Le propos de l’exposition que présente le musée des Beaux-Arts de Tours est un prétexte pour montrer en parallèle de ses propres collections une très belle sélection issue de celles des musées royaux des Beaux-Arts de Belgique. Un prétexte rhétorique, mais qui permet de se laisser aller à des digressions sur les raisons de la couleur dans la pratique du dessin.

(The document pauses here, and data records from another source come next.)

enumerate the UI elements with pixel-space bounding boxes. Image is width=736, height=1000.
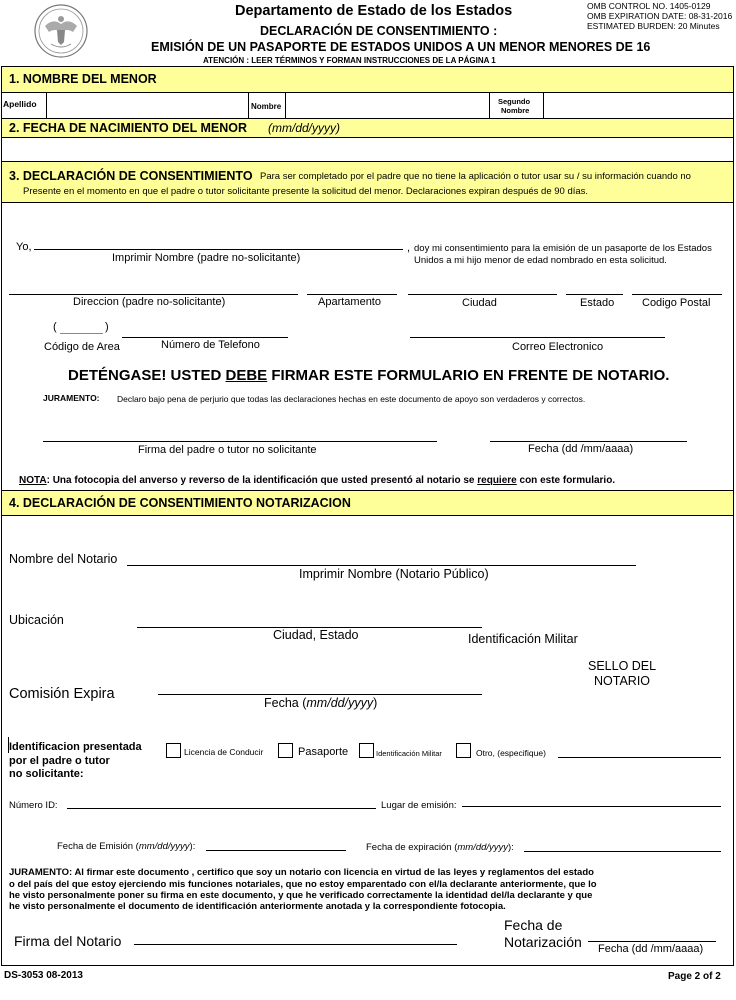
consent-line2: Unidos a mi hijo menor de edad nombrado en esta solicitud. — [414, 255, 667, 266]
header-attention: ATENCIÓN : LEER TÉRMINOS Y FORMAN INSTRUCCIONES DE LA PÁGINA 1 — [203, 56, 496, 65]
parent-signature-line[interactable] — [43, 441, 437, 442]
label-nombre-notario: Nombre del Notario — [9, 552, 118, 566]
nombre-field[interactable] — [286, 94, 489, 117]
header-department: Departamento de Estado de los Estados — [235, 3, 513, 19]
area-code-line[interactable] — [60, 333, 103, 334]
label-segundo-nombre: Nombre — [501, 106, 530, 115]
estado-line[interactable] — [566, 294, 623, 295]
expiracion-b: mm/dd/yyyy — [457, 842, 509, 853]
divider — [489, 93, 490, 118]
emision-c: ): — [189, 841, 196, 852]
section2-title: 2. FECHA DE NACIMIENTO DEL MENOR — [9, 121, 247, 135]
omb-control: OMB CONTROL NO. 1405-0129 — [587, 1, 711, 11]
label-correo: Correo Electronico — [512, 341, 604, 353]
direccion-line[interactable] — [9, 294, 298, 295]
omb-expiration: OMB EXPIRATION DATE: 08-31-2016 — [587, 11, 733, 21]
lugar-line[interactable] — [462, 806, 721, 807]
parent-name-line[interactable] — [34, 249, 403, 250]
notary-oath-line2: o del país del que estoy ejerciendo mis funciones notariales, que no estoy emparentado con el/la declarante anteriormente, que lo — [9, 879, 597, 890]
section1-title: 1. NOMBRE DEL MENOR — [9, 72, 157, 86]
comision-line[interactable] — [158, 694, 482, 695]
id-label-line2: por el padre o tutor — [9, 755, 110, 767]
form-number: DS-3053 08-2013 — [4, 970, 83, 981]
label-sello: SELLO DEL — [588, 659, 657, 673]
label-firma-padre: Firma del padre o tutor no solicitante — [138, 444, 317, 456]
id-label-line3: no solicitante: — [9, 768, 84, 780]
comision-fecha-c: ) — [373, 696, 378, 710]
checkbox-pasaporte[interactable] — [278, 743, 293, 758]
expiracion-a: Fecha de expiración ( — [366, 842, 458, 853]
nota-label: NOTA — [19, 475, 47, 486]
segundo-nombre-field[interactable] — [544, 94, 733, 117]
section4-header — [1, 490, 734, 516]
notary-oath-line1: JURAMENTO: Al firmar este documento , certifico que soy un notario con licencia en virtud de las leyes y reglamentos del estado — [9, 867, 594, 878]
label-apartamento: Apartamento — [318, 296, 381, 308]
label-comision: Comisión Expira — [9, 686, 115, 702]
label-fecha-emision — [57, 841, 195, 852]
section3-desc-line2: Presente en el momento en que el padre o tutor solicitante presente la solicitud del menor. Declaraciones expiran después de 90 días. — [23, 186, 589, 197]
section2-header — [1, 118, 734, 138]
page-number: Page 2 of 2 — [668, 971, 721, 982]
header-title-line2: EMISIÓN DE UN PASAPORTE DE ESTADOS UNIDOS A UN MENOR MENORES DE 16 — [151, 40, 651, 54]
omb-burden: ESTIMATED BURDEN: 20 Minutes — [587, 21, 720, 31]
notario-name-line[interactable] — [127, 565, 636, 566]
label-telefono: Número de Telefono — [161, 339, 260, 351]
paren-open: ( — [53, 321, 57, 333]
nota — [19, 475, 615, 486]
checkbox-licencia[interactable] — [166, 743, 181, 758]
section2-format: (mm/dd/yyyy) — [268, 121, 340, 135]
label-notario-seal: NOTARIO — [594, 674, 651, 688]
fecha-emision-line[interactable] — [206, 850, 346, 851]
fecha-nacimiento-field[interactable] — [2, 139, 733, 161]
correo-line[interactable] — [410, 337, 665, 338]
label-ciudad-estado: Ciudad, Estado — [273, 628, 359, 642]
apellido-field[interactable] — [47, 94, 248, 117]
label-firma-notario: Firma del Notario — [14, 933, 122, 949]
postal-line[interactable] — [632, 294, 722, 295]
checkbox-militar[interactable] — [359, 743, 374, 758]
divider — [248, 93, 249, 118]
id-label-line1: Identificacion presentada — [9, 741, 142, 753]
ciudad-line[interactable] — [408, 294, 557, 295]
label-codigo-area: Código de Area — [44, 341, 120, 353]
checkbox-otro[interactable] — [456, 743, 471, 758]
section4-title: 4. DECLARACIÓN DE CONSENTIMIENTO NOTARIZACION — [9, 496, 351, 510]
label-identificacion-militar: Identificación Militar — [468, 632, 578, 646]
header-title-line1: DECLARACIÓN DE CONSENTIMIENTO : — [260, 24, 498, 38]
label-nombre: Nombre — [251, 102, 282, 111]
label-notario-print: Imprimir Nombre (Notario Público) — [299, 567, 489, 581]
label-comision-fecha — [264, 696, 377, 710]
oath-text: Declaro bajo pena de perjurio que todas las declaraciones hechas en este documento de apoyo son verdaderos y correctos. — [117, 394, 586, 404]
notary-signature-line[interactable] — [134, 944, 457, 945]
label-estado: Estado — [580, 297, 615, 309]
label-pasaporte: Pasaporte — [298, 746, 349, 758]
label-codigo-postal: Codigo Postal — [642, 297, 711, 309]
label-apellido: Apellido — [3, 99, 37, 109]
notarizacion-date-line[interactable] — [588, 941, 716, 942]
label-otro: Otro, (especifique) — [476, 748, 546, 758]
section1-header — [1, 66, 734, 93]
label-yo: Yo, — [16, 241, 32, 253]
numero-id-line[interactable] — [67, 808, 376, 809]
label-print-name: Imprimir Nombre (padre no-solicitante) — [112, 252, 301, 264]
section3-header — [1, 161, 734, 203]
label-fecha-de: Fecha de — [504, 917, 563, 933]
label-licencia: Licencia de Conducir — [184, 747, 264, 757]
paren-close: ) — [105, 321, 109, 333]
label-notarizacion-fecha: Fecha (dd /mm/aaaa) — [598, 943, 704, 955]
consent-line1: doy mi consentimiento para la emisión de un pasaporte de los Estados — [414, 243, 712, 254]
nota-text-a: : Una fotocopia del anverso y reverso de la identificación que usted presentó al notario se — [46, 475, 478, 486]
section3-title: 3. DECLARACIÓN DE CONSENTIMIENTO — [9, 169, 253, 183]
stop-warning — [68, 367, 669, 384]
fecha-expiracion-line[interactable] — [524, 851, 721, 852]
comision-fecha-b: mm/dd/yyyy — [306, 696, 374, 710]
expiracion-c: ): — [508, 842, 514, 853]
oath-label: JURAMENTO: — [43, 393, 100, 403]
stop-warning-a: DETÉNGASE! USTED — [68, 367, 226, 384]
parent-date-line[interactable] — [490, 441, 687, 442]
comision-fecha-a: Fecha ( — [264, 696, 307, 710]
apartamento-line[interactable] — [307, 294, 397, 295]
label-segundo: Segundo — [498, 97, 531, 106]
department-seal-icon — [33, 2, 89, 60]
nota-text-c: con este formulario. — [516, 475, 616, 486]
section3-desc-line1: Para ser completado por el padre que no tiene la aplicación o tutor usar su / su información cuando no — [260, 171, 691, 182]
label-notarizacion: Notarización — [504, 934, 582, 950]
label-direccion: Direccion (padre no-solicitante) — [73, 296, 226, 308]
emision-a: Fecha de Emisión ( — [57, 841, 139, 852]
comma: , — [407, 242, 411, 254]
notary-oath-line3: he visto personalmente poner su firma en este documento, y que he verificado correctamente la identidad del/la declarante y que — [9, 890, 593, 901]
label-fecha-expiracion — [366, 842, 514, 853]
otro-especifique-line[interactable] — [558, 757, 721, 758]
nota-text-b: requiere — [477, 475, 517, 486]
label-ciudad: Ciudad — [462, 297, 497, 309]
notary-oath-line4: he visto personalmente el documento de identificación anteriormente anotada y la correspondiente fotocopia. — [9, 901, 506, 912]
label-ubicacion: Ubicación — [9, 613, 64, 627]
label-numero-id: Número ID: — [9, 800, 58, 811]
label-lugar: Lugar de emisión: — [381, 800, 457, 811]
emision-b: mm/dd/yyyy — [138, 841, 190, 852]
telefono-line[interactable] — [122, 337, 288, 338]
stop-warning-b: DEBE — [225, 367, 268, 384]
label-fecha-padre: Fecha (dd /mm/aaaa) — [528, 443, 634, 455]
label-militar: Identificación Militar — [376, 749, 442, 758]
stop-warning-c: FIRMAR ESTE FORMULARIO EN FRENTE DE NOTARIO. — [267, 367, 670, 384]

L’occasion est notamment donnée par un ensemble de dessins de Federico Zuccari. L’artiste y mêle avec sensibilité la sanguine à la pierre noire. De cette rencontre résulte une palette de nuances particulièrement fines dans les rendus des chairs. Comme si elles étaient illuminées d’une lumière rase, une lumière chaude et vibrante qui, leur donnant un réalisme inattendu, fait naître une sensation d’automne septentrional. Le balancement d’un bras – entre tension et laisser aller – esquissé dans une étude où il partage l’espace avec un Portrait de Francesca Genra est baigné de cet éclat de mirage. Éclat que l’on s’imagine avoir traversé vignes rougissantes et champs de blés mûrs avant de s’être posé à fleur sur ces surfaces aux rondeurs étourdies par la chaleur de l’après-midi qui s’achève, et dont la fraîcheur humide s’exprime dans les noirs souples utilisés par l’artiste.

Plus froid, le Christ en croix entre la Vierge Marie et Saint Jean l’Évangéliste de Jean Cousin (le père ou le fils) est d’une composition structurée comme un tableau. La croix est au centre, le Christ et Marie baissent le regard, l’un et l’autre, abandonnés dans la solitude de la mort. À droite Saint Jean regarde en l’air, mais à l’inverse des deux autres personnages ses mains sont prises de crispations, tendues dans une douleur qui le parcourt des pieds à la tête. Ses doigts tordus sont brisés comme des brindilles au bout d’un fagot. À leurs pieds, un crâne nous fait face. Il est posé dans une perspective qui rapporte l’observateur à son plan. Comme si nous étions bien plus bas que les trois personnages. Comme si nous étions sur le point d’achever de gravir le Golgotha, trop tard pour intervenir, témoins d’une mort qui nous dépasse et à l’ombre de laquelle notre nature mortelle, proche en cela de celle de Saint-Jean, ne peut que se mettre à frémir.